# Salt-Free Vegetable Broth



## sfisher2531 (Feb 2, 2012)

I want to make a really yummy vegetable broth, but without the salt! If you have a great recipe please share, or point me in the right direction. I'm hoping to make one so good that I can drink it by itself. Thank you!


----------



## zoevictoria (Apr 16, 2012)

Have you tried using celery seeds instead of salt? they add subtle salty flavour without actually using salt. 
I basically get all my favourite veg , carrots celery fennel etc and cover them with water and slowly simmer. Add a bay leaf if you want gives a nice rounded flavour and season with pepper and the celery seeds. Caution with the seeds though add too many can be slightly bitter. 

Let me know what you think!


----------



## Andy M. (Apr 16, 2012)

sfisher2531 said:


> I want to make a really yummy vegetable broth, but without the salt! If you have a great recipe please share, or point me in the right direction. I'm hoping to make one so good that I can drink it by itself. Thank you!
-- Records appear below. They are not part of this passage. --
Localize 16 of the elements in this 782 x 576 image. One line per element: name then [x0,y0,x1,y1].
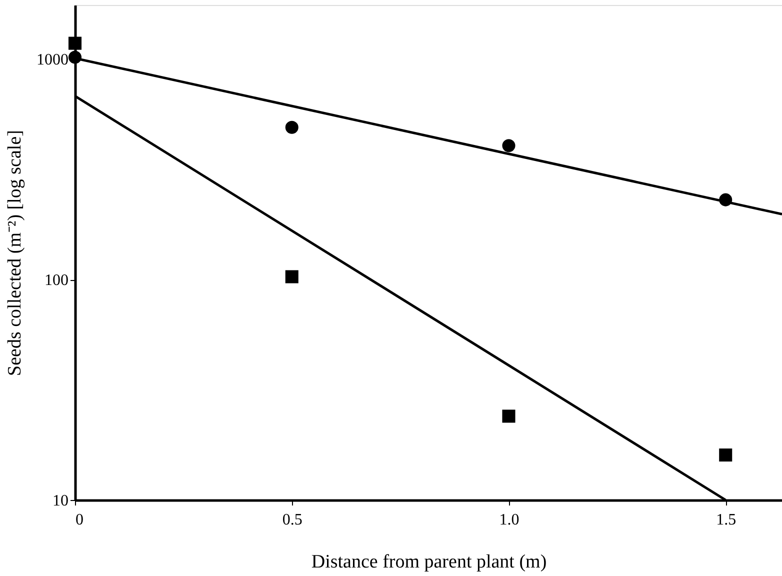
y-axis-title: Seeds collected (m⁻²) [log scale] [4,130,26,376]
point [502,139,516,152]
point [719,448,732,462]
y-tick-label: 1000 [36,52,68,69]
x-tick-label: 1.0 [499,512,520,528]
x-tick-label: 1.5 [716,512,736,528]
y-tick-label: 10 [52,492,68,510]
x-tick-label: 0 [76,512,84,528]
point [68,50,82,64]
point [502,410,516,423]
y-tick-label: 100 [44,272,68,290]
x-tick-label: 0.5 [282,512,302,528]
x-axis-title: Distance from parent plant (m) [311,552,547,572]
point [285,120,298,134]
point [68,36,82,50]
point [285,270,298,284]
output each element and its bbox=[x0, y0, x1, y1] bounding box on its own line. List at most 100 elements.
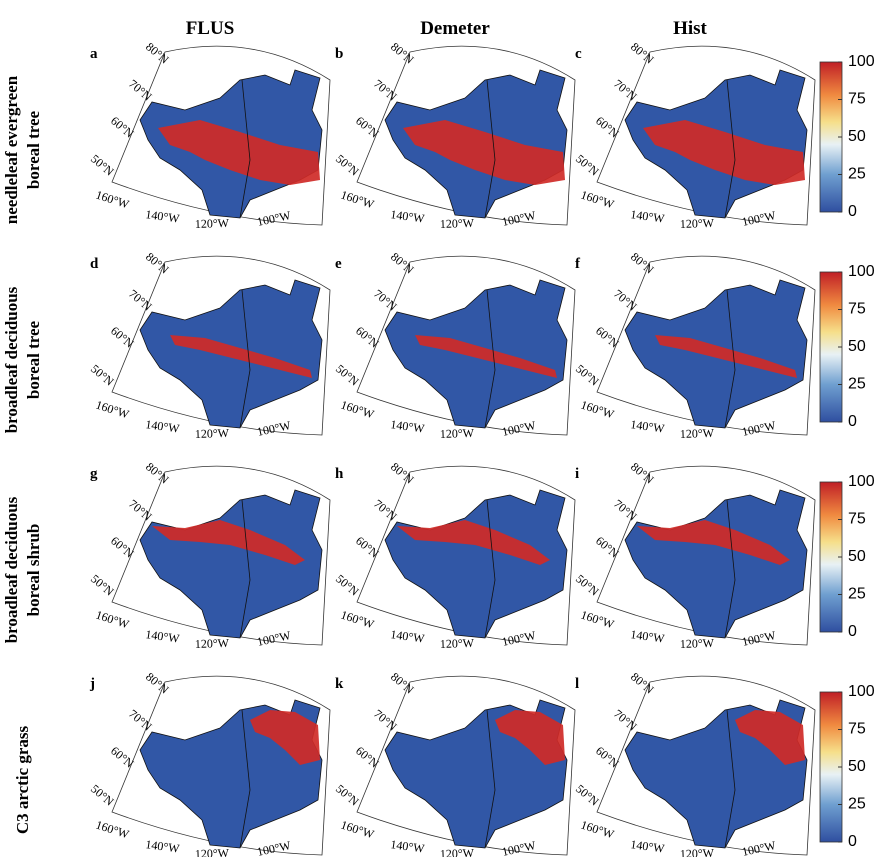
longitude-label: 140°W bbox=[145, 837, 181, 856]
row-label-line: boreal shrub bbox=[24, 524, 43, 617]
boundary bbox=[484, 709, 496, 849]
high-fraction-region bbox=[637, 520, 790, 565]
longitude-label: 120°W bbox=[440, 216, 475, 231]
longitude-label: 140°W bbox=[630, 207, 666, 226]
latitude-label: 50°N bbox=[88, 362, 117, 389]
colorbar-tick-label: 25 bbox=[848, 586, 866, 603]
high-fraction-region bbox=[415, 335, 557, 378]
column-title: Demeter bbox=[420, 18, 490, 39]
high-fraction-region bbox=[152, 520, 305, 565]
longitude-label: 160°W bbox=[339, 398, 376, 422]
row-label-line: boreal tree bbox=[24, 320, 43, 399]
boundary bbox=[724, 499, 736, 639]
longitude-label: 120°W bbox=[440, 426, 475, 441]
longitude-label: 160°W bbox=[579, 188, 616, 212]
boundary bbox=[239, 289, 251, 429]
high-fraction-region bbox=[250, 710, 320, 765]
latitude-label: 50°N bbox=[333, 152, 362, 179]
row-label-line: C3 arctic grass bbox=[13, 725, 32, 834]
longitude-label: 140°W bbox=[145, 417, 181, 436]
boundary bbox=[724, 79, 736, 219]
row-label: C3 arctic grass bbox=[13, 725, 32, 834]
high-fraction-region bbox=[735, 710, 805, 765]
longitude-label: 100°W bbox=[501, 838, 538, 857]
latitude-label: 50°N bbox=[88, 152, 117, 179]
high-fraction-region bbox=[397, 520, 550, 565]
row-label: broadleaf deciduous boreal shrub bbox=[2, 496, 43, 643]
colorbar-tick-label: 75 bbox=[848, 301, 866, 318]
latitude-label: 50°N bbox=[573, 362, 602, 389]
panel-letter: l bbox=[575, 676, 579, 692]
longitude-label: 140°W bbox=[630, 627, 666, 646]
row-label: broadleaf deciduous boreal tree bbox=[2, 286, 43, 433]
row-label-line: broadleaf deciduous bbox=[2, 496, 21, 643]
high-fraction-region bbox=[403, 120, 565, 185]
longitude-label: 160°W bbox=[94, 608, 131, 632]
longitude-label: 160°W bbox=[339, 188, 376, 212]
panel-letter: e bbox=[335, 256, 342, 272]
latitude-label: 50°N bbox=[333, 362, 362, 389]
boundary bbox=[239, 499, 251, 639]
longitude-label: 160°W bbox=[579, 398, 616, 422]
latitude-label: 50°N bbox=[88, 782, 117, 809]
panel-letter: h bbox=[335, 466, 344, 482]
longitude-label: 120°W bbox=[195, 636, 230, 651]
latitude-label: 50°N bbox=[573, 782, 602, 809]
row-label-line: broadleaf deciduous bbox=[2, 286, 21, 433]
longitude-label: 120°W bbox=[440, 846, 475, 857]
colorbar-tick-label: 100 bbox=[848, 473, 875, 490]
longitude-label: 140°W bbox=[390, 417, 426, 436]
row-label-line: needleleaf evergreen bbox=[2, 75, 21, 224]
boundary bbox=[484, 79, 496, 219]
longitude-label: 160°W bbox=[94, 818, 131, 842]
colorbar-tick-label: 75 bbox=[848, 91, 866, 108]
longitude-label: 160°W bbox=[94, 188, 131, 212]
panel-letter: f bbox=[575, 256, 581, 272]
longitude-label: 120°W bbox=[195, 426, 230, 441]
land bbox=[384, 489, 568, 639]
panel-letter: i bbox=[575, 466, 579, 482]
column-title: FLUS bbox=[186, 18, 235, 39]
boundary bbox=[484, 289, 496, 429]
land bbox=[139, 489, 323, 639]
longitude-label: 140°W bbox=[390, 627, 426, 646]
boundary bbox=[724, 289, 736, 429]
colorbar-tick-label: 100 bbox=[848, 53, 875, 70]
longitude-label: 140°W bbox=[145, 627, 181, 646]
boundary bbox=[239, 79, 251, 219]
colorbar-tick-label: 0 bbox=[848, 413, 857, 430]
latitude-label: 50°N bbox=[88, 572, 117, 599]
colorbar-tick-label: 50 bbox=[848, 128, 866, 145]
longitude-label: 160°W bbox=[579, 608, 616, 632]
boundary bbox=[484, 499, 496, 639]
colorbar-tick-label: 100 bbox=[848, 683, 875, 700]
colorbar-tick-label: 75 bbox=[848, 511, 866, 528]
panel-letter: c bbox=[575, 46, 582, 62]
longitude-label: 160°W bbox=[339, 608, 376, 632]
panel-letter: j bbox=[89, 676, 95, 692]
longitude-label: 140°W bbox=[630, 417, 666, 436]
panel-letter: b bbox=[335, 46, 343, 62]
longitude-label: 120°W bbox=[680, 426, 715, 441]
panel-letter: g bbox=[90, 466, 98, 482]
high-fraction-region bbox=[495, 710, 565, 765]
colorbar-tick-label: 0 bbox=[848, 623, 857, 640]
longitude-label: 140°W bbox=[630, 837, 666, 856]
high-fraction-region bbox=[170, 335, 312, 378]
longitude-label: 160°W bbox=[94, 398, 131, 422]
latitude-label: 50°N bbox=[333, 782, 362, 809]
high-fraction-region bbox=[655, 335, 797, 378]
colorbar-tick-label: 25 bbox=[848, 796, 866, 813]
high-fraction-region bbox=[158, 120, 320, 185]
latitude-label: 50°N bbox=[573, 572, 602, 599]
longitude-label: 120°W bbox=[680, 846, 715, 857]
longitude-label: 140°W bbox=[145, 207, 181, 226]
Generally speaking, you don't salt a stock or broth until it's ready for its end use.  The broth's flavor will come from the combination of veggies you use.   Ensure you have the basics such as onion, celery and carrots.  Mushrooms will add a lot of flavor.  Also peppercorns and bay leaves.  Simmer for an hour or so to extract flavors.  You can reduce the broth to concentrate the flavors.  While the broth can taste good at this point, salt will greatly enhance its flavor.

You can drink it straight or use it in a soup, stew or sauce.  I freeze stocks in Ziplock bags.


----------



## taxlady (Apr 16, 2012)

If you are in a hurry, you can julienne the vegis; sweat them in a little oil; and then add water. They will give up their flavour quicker that way.


----------